Monday, March 31, 2025

Designing Target-specific Data Sets for Regioselectivity Predictions on Complex Substrates

Jules  Schleinitz,  Alba  Carretero-Cerdán, Anjali  Gurajapu, Yonatan  Harnik, Gina  Lee, Amitesh  Pandey, Anat  Milo, and Sarah Reisman (2025)
Highlighted by Jan Jensen



Have you ever looked at a poorly performing ML model and thought: "Hmm, maybe I should make my training set smaller"? Me neither. 

Well, this paper shows an example where that actually works. In particular, they show examples where regioselectivity predictions for some molecules are improved by using only some of the available data. They show that if you start with a very small training set you get the wrong prediction of where in a molecule the reaction occurs and when you add more data the model often makes the right prediction eventually. However, if you keep adding data the model starts making a wrong prediction again! In other words, they get a much better classification model if the make a bespoke training set for each molecule.

This raises two important questions: 1) Does this apply to all datasets and properties? and 2) How do you figure out which data points to include in your training set for a particular molecule when you don't know the right answer?

If the answer to the first question is "no" (and it probably is), then how do we figure out when it this is a good strategy? (other than trial-an-error).  I suspect that the predictions of local properties (such as the reactivity of an atom) are more likely to benefit from bespoke training sets, compared to global properties such as solubility. But that is just a guess.
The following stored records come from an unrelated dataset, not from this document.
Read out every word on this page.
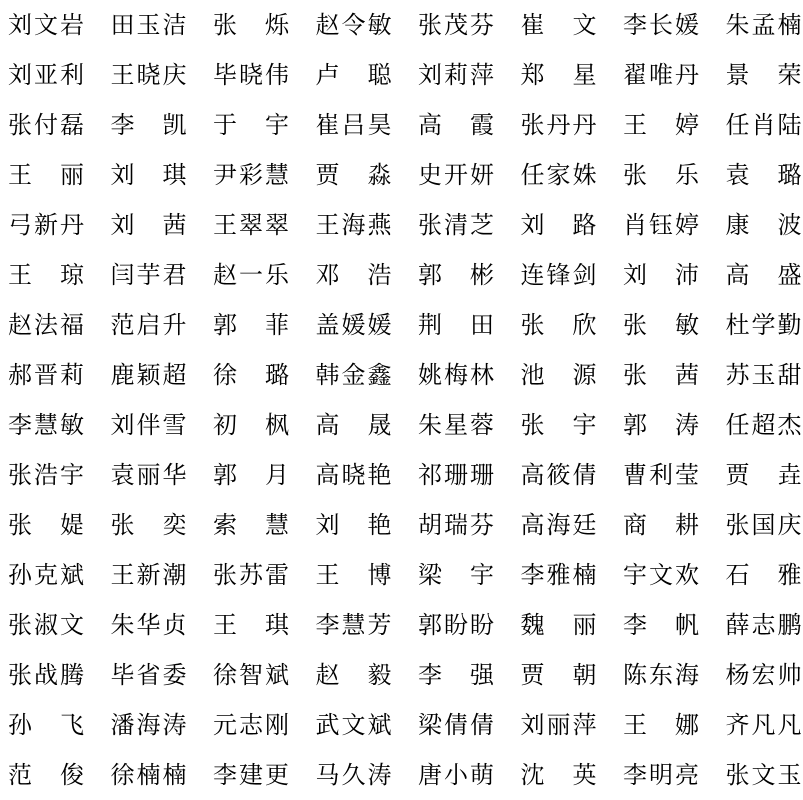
刘文岩 田玉洁 张 烁 赵令敏 张茂芬 崔 文 李长媛 朱孟楠
刘亚利 王晓庆 毕晓伟 卢 聪 刘莉萍 郑 星 翟唯丹 景 荣
张付磊 李 凯 于 宇 崔吕昊 高 霞 张丹丹 王 婷 任肖陆
王 丽 刘 琪 尹彩慧 贾 淼 史开妍 任家姝 张 乐 袁 璐
弓新丹 刘 茜 王翠翠 王海燕 张清芝 刘 路 肖钰婷 康 波
王 琼 闫芋君 赵一乐 邓 浩 郭 彬 连锋剑 刘 沛 高 盛
赵法福 范启升 郭 菲 盖媛媛 荆 田 张 欣 张 敏 杜学勤
郝晋莉 鹿颖超 徐 璐 韩金鑫 姚梅林 池 源 张 茜 苏玉甜
李慧敏 刘伴雪 初 枫 高 晟 朱星蓉 张 宇 郭 涛 任超杰
张浩宇 袁丽华 郭 月 高晓艳 祁珊珊 高筱倩 曹利莹 贾 垚
张 媞 张 奕 索 慧 刘 艳 胡瑞芬 高海廷 商 耕 张国庆
孙克斌 王新潮 张苏雷 王 博 梁 宇 李雅楠 宇文欢 石 雅
张淑文 朱华贞 王 琪 李慧芳 郭盼盼 魏 丽 李 帆 薛志鹏
张战腾 毕省委 徐智斌 赵 毅 李 强 贾 朝 陈东海 杨宏帅
孙 飞 潘海涛 元志刚 武文斌 梁倩倩 刘丽萍 王 娜 齐凡凡
范 俊 徐楠楠 李建更 马久涛 唐小萌 沈 英 李明亮 张文玉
Another guess, it that this will apply mostly to small, inhomogeneous datasets. If so, we could easily generate bespoke models for each individual prediction on-the-fly if that would lead to better predictions. But we need to figure out the answers to question 2 first. 

I also think that if we can understand how additional data can hurt a models performance, it would give us some valuable insights into how ML models learn.



This work is licensed under a Creative Commons Attribution 4.0 International License.